Jenny finds it ironic that as much as she loves nature, running, the arts, competitive card playing, and imbibing regular elixirs in the City, she’s just as often contemplating society in the back of a diesel-powered transit vehicle. However, she believes in the journey, which is why you’ll forever find her gravitating toward the weird and gross and smiling or cussing at the most ridiculous of events.
Tara

Tara writes and edits things for fun and profit. In addition to her work as Muni Diaries’ reporter-when-we-think-we-need-one, she contributes mighty written words to the online curriculum at an ever-expanding art university, National Geographic Education, and Weddingbee.com, among others. She previously wrote solely in the print world for The San Francisco Examiner and the San Mateo County Times. When she isn’t staring at text, she enjoys dinners out, wine, bourbon cocktails, pets, and getting out of town.

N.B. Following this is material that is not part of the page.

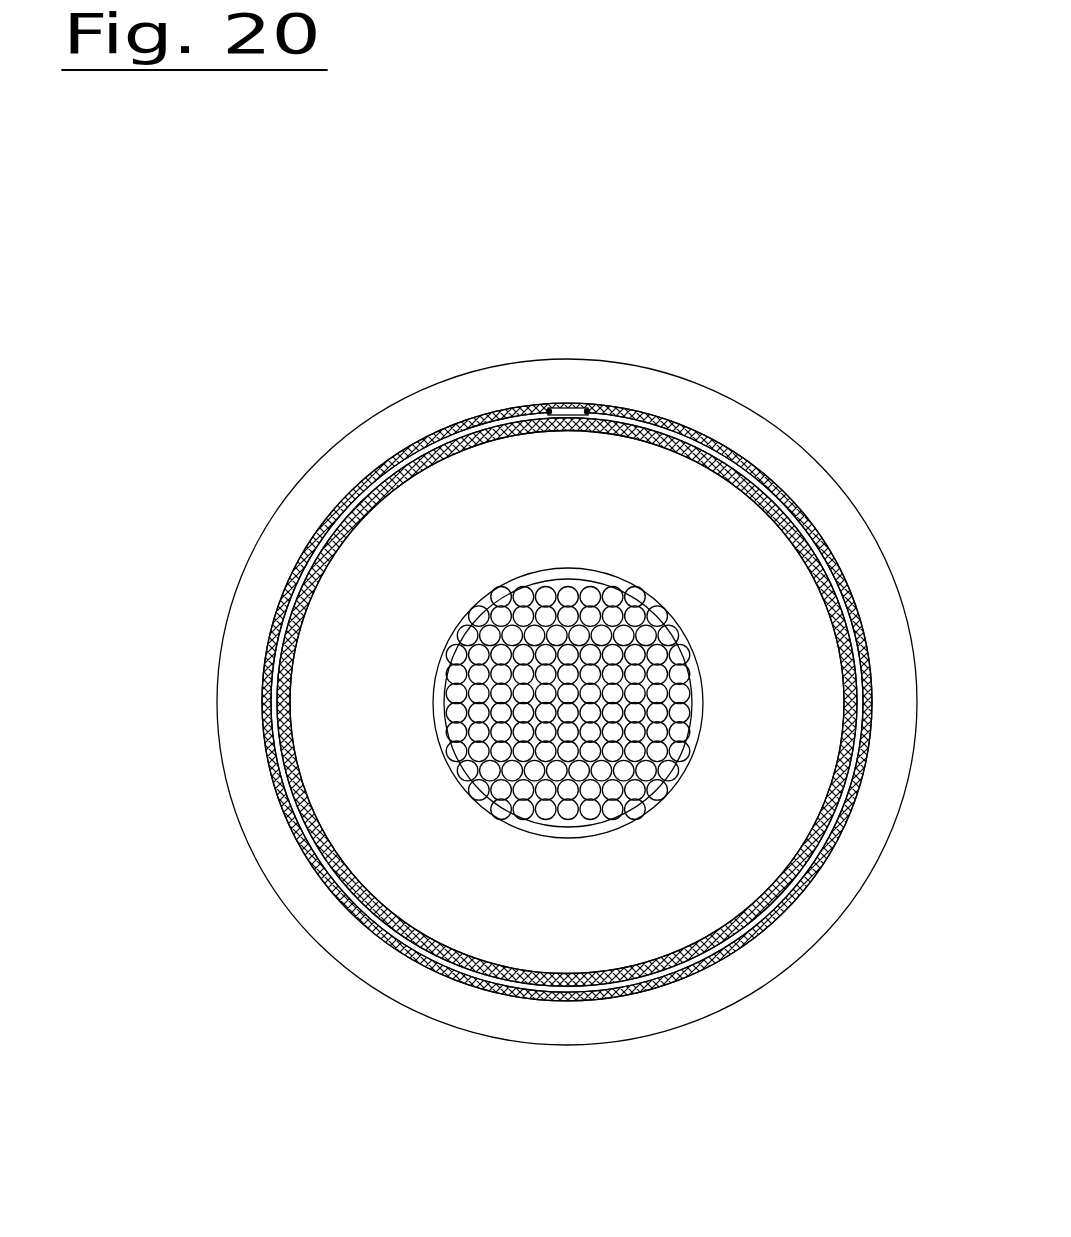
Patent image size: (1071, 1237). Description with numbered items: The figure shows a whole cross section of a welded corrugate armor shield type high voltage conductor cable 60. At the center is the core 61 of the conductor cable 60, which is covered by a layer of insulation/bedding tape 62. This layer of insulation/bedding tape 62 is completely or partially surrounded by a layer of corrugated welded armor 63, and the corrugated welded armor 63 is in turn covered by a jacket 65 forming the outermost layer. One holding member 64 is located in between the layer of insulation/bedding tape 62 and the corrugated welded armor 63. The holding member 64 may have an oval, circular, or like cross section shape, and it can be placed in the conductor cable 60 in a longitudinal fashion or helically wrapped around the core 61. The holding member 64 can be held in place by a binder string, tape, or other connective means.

Like you, Tara has a tepid relationship with Muni. You’ll often find her tapping into her phone or staring out the window on a 49-Van Ness-Mission, 47- Van Ness, or F-Market/Wharves. If you’re lucky, you’ll see her frantically running toward the bus in a pathetic attempt to get somewhere on time.
Editors
Eugenia
By day, Eugenia’s an editor at a little beleaguered company called Yahoo! where she is constantly amused by naughty search terms. By night, she is a freelance writer and some-time commentator for 91.7 KALW. Before going corporate, she had been a reporter and editor at New America Media. Her work has appeared in the San Francisco Chronicle, KQED, and San Francisco Magazine. When she’s not in front of a computer, you can find her busily wiping her hands with Purell and eavesdropping on the 47, 49, or 1.
On these Muni lines, she has been delighted by: grandparents taking their kids to day care in Chinatown, hipsters with awesome shoes, a cute little kid who played peek-a-boo, a man carrying a bearded dragon and a 40 in a paperbag, and a sign that said, “Please Love Back.”
Jeff
One of Muni Diaries’ co-founders (along with Eugenia), Jeff spends most of his days writing and editing online courses for a local art school. (See Tara — yes, same job. No, they didn’t meet on the job. Not this job, anyway.) He used to write and copy edit for a newspaper and a handful of magazines and other printed, dead-tree publications. But, feeling buoyed by his move to the internet, hopes never again to lend himself to such wanton destruction of nature and causes of litter on city streets.
In all seriousness, though, Jeff enjoys reading and editing just about anything. He likes dogs. He likes getting out of town. He likes tasting copious amounts of wine, and eating good food. He recently decided that pizza wins over nachos. Close call.
In May of 2009, Jeff asked the same Tara you see up above to marry him. Oddly, she said yes. They tied the knot in August 2010 in San Francisco. Muni Diaries mentions during wedding toasts were in no way paid for, influenced, nor suggested by the newlyweds.